Diálogo de saberes: cómo la medicina mapuche empieza a integrarse en el sistema de salud público rionegrino

A través de una prueba piloto iniciada en cuatro centros de salud de Bariloche y El Bolsón, el Ministerio de Salud de Río Negro promueve el intercambio entre la medicina convencional y la ancestral. La iniciativa incluye talleres, capacitación a agentes sanitarios y charlas con referentes comunitarias para construir un enfoque integral de la salud.

El programa de salud intercultural comenzó con una prueba piloto en cuatro centros de salud. Foto: gentileza

El Ministerio de Salud de Río Negro avanza en el área de salud intecultural y cuatro centros de salud de Bariloche fueron elegidos para la prueba piloto que inició meses atrás. Hasta ahora, se desarrollaron talleres de plantas medicinales, encuentros de mujeres, con facilitadores mapuches e intercambios de semillas, junto al Instituto Nacional de Tecnología Agropecuaria (INTA), entre otros.

En el último encuentro, la machi Betiana Colhuan (encargada de curar enfermedades físicas y espirituales mediante el uso de plantas medicinales y rituales), junto a su madre, María Nahuel, brindó una charla sobre la medicina mapuche para los agentes sanitarios.

«En el 2025, el Ministerio de Salud propuso incorporar un enfoque intercultural en atención primaria con una prueba piloto. La idea fue visibilizar, promover diálogos participativos, intercambios de saberes entre la medicina convencional y la ancestral«, puntualizó Vanesa Cayumán, referente de Salud Intercultural en Río Negro que cuenta con formación en Ciencias Antropológicas. Es empleada administrativo del Departamento de Actividades Programadas del Área (DAPA) y se reconoce como integrante del pueblo mapuche.

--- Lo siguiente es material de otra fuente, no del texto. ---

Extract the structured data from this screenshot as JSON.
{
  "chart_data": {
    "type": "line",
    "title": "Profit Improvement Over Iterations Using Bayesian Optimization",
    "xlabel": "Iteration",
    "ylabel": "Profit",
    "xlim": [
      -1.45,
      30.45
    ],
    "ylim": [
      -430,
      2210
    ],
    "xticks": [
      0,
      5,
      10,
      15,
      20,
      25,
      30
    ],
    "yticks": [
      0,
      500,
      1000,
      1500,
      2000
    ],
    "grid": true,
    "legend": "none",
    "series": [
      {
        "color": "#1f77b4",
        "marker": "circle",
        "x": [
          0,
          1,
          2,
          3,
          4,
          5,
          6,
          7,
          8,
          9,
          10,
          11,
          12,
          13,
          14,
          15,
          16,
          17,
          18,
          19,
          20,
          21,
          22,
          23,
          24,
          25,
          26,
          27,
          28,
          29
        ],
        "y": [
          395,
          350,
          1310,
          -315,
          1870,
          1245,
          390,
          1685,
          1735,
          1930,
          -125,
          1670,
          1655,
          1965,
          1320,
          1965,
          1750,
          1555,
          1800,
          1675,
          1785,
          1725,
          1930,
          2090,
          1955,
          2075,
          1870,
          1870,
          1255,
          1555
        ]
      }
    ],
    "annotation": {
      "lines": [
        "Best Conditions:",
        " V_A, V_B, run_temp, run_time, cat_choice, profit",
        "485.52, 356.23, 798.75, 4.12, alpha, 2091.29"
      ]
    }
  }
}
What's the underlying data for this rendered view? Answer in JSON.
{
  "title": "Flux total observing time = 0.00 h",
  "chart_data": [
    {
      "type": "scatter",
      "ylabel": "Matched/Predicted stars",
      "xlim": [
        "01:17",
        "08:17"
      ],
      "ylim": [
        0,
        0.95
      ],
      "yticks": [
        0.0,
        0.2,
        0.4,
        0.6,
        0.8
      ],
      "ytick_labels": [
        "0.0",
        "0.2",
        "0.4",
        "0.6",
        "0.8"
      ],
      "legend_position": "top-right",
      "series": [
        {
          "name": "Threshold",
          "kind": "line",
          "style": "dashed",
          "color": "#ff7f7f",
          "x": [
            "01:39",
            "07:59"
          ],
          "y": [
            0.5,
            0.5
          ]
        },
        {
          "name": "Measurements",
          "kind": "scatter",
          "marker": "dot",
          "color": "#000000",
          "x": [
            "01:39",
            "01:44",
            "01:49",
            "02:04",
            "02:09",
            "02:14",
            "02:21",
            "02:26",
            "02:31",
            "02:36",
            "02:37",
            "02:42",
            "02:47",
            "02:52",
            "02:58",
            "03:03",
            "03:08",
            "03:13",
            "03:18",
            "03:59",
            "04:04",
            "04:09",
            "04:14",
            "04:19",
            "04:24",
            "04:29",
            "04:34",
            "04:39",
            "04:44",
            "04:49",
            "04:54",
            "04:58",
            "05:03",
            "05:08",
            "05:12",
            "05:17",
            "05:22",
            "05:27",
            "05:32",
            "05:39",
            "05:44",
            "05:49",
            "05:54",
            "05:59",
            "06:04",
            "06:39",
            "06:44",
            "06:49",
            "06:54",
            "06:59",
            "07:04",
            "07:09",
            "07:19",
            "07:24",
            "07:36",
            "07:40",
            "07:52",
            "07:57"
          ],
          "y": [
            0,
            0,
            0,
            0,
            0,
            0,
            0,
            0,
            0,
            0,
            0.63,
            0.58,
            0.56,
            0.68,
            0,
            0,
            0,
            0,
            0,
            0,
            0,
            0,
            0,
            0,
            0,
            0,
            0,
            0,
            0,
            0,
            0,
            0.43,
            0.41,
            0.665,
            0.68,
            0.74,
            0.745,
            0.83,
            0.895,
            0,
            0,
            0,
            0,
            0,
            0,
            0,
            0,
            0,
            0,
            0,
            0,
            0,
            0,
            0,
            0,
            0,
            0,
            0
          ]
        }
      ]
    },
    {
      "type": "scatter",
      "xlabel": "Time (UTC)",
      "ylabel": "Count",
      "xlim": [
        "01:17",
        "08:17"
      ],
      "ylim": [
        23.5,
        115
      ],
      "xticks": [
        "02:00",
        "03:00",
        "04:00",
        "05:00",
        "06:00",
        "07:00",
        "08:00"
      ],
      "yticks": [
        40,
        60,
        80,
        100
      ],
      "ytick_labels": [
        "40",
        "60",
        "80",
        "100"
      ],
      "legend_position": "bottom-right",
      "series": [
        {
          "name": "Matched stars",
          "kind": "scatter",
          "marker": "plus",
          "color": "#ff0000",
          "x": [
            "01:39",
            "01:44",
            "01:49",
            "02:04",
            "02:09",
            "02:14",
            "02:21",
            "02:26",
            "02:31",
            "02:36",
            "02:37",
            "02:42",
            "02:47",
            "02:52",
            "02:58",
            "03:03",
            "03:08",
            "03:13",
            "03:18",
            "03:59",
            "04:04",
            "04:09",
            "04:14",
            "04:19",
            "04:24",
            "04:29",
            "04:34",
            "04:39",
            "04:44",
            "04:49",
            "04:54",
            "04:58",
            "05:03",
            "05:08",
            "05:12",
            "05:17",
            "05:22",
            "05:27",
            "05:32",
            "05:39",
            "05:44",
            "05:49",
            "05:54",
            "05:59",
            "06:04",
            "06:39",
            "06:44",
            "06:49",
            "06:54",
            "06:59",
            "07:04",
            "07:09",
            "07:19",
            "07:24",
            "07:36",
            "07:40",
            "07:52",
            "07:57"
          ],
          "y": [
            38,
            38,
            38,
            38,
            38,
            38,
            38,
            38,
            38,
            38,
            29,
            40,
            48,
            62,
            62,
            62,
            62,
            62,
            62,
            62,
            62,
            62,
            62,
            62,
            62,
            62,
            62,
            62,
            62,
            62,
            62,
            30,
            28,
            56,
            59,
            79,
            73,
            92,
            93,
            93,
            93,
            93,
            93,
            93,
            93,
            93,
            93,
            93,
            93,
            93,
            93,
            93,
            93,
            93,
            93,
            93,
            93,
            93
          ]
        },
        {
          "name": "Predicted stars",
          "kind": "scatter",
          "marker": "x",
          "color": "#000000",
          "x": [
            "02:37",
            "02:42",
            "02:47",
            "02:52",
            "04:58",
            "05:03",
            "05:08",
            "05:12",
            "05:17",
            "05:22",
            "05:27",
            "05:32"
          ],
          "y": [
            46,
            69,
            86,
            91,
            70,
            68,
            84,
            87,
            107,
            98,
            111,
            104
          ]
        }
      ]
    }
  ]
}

La prueba piloto comenzó en los centros de salud Madre Teresa, en el kilómetro 23, Villa Llanquín, 34 Hectáreas y la Rinconada Nahuelpan, en El Bolsón. «Empezamos con agentes sanitarios y personal administrativo de esos centros y armamos un área de trabajo de salud intercultural«, comentó. Una vez al mes, se reúnen en el hospital Ramón Carrillo para delinear propuestas que generen diálogos participativos.

Acotó que como el programa es reciente en los centros de salud, se fueron sumando a talleres de plantas medicinales y elaboración de cremas y ungüentos, por ejemplo. «Se hacen diferentes abordajes de la salud, como los dolores musculares, las quemaduras, las hemorroides», mencionó Cayumán.

Advirtió que aun no llegaron a la instancia de implementar la medicina mapuche y aclaró que aún están en proceso de «construcción y fortalecimiento de los vínculos. Lo que hacemos es sensibilizar en torno a la medicina mapuche y el rol de la machi en la comunidad. Vamos haciendo un intercambio«.

En el caso de la disertación, por ejemplo, la machi Colhuan se refirió a su experiencia en el abordaje de la hipertensión o diabetes con diferentes plantas. También valoró los avances en el sistema público de salud con el parto respetado y la restitución de la placenta a las familias mapuches.

El programa de salud intercultural comenzó con una prueba piloto en cuatro centros de salud. Foto: gentileza

«La machi atiende en el centro de salud de San Martín de los Andes, pero en Bariloche estamos lejos de tener esa atención. Estamos en una primera instancia. El antecedente más cercano es el hospital de Ruca Choroi (a unos 13 kilómetros de la localidad de Aluminé, en Neuquén)», dijo Cayumán. Lo calificó como «un proceso largo aunque no descartamos que, en algún momento, ocurra».

Destacó que el objetivo no es imponer ningún sistema: «Siempre han sido medicinas separadas, cada una con su propio sistema. Lo que hacemos es generar esos puentes para que haya intercambio y confluyan«.

Insistió en que no solo las comunidades mapuches acuden a la medicina ancestral y planteó que está muy instalada aunque invisibilizada. Por eso, el objetivo es articular. «La espiritualidad no está alejada de la salud. Es muy fuerte para la cosmovisión mapuche. La salud física y mental se abordan de forma más física. La medicina convencional no aborda las emociones. Por eso, puede haber un buen aporte entre ambas medicinas», definió.

Tras esta primera experiencia, desde el área de Salud Intercultural ampliaron la convocatoria para otros agentes de salud, enfermeros, médicos que estén interesados. La coordinadora de Agentes Sanitarios de Bariloche, Susana Mardones, destacó «la posibilidad de juntarnos y trabajar con otras miradas, teniendo en cuenta que muchos usuarios y trabajadores del sistema pertenecen a las comunidades. Es momento de volver a dar valor a estos conocimientos milenarios que pasan de generación en generación y acompañarnos mutuamente desde el respeto y sin prejuicios«.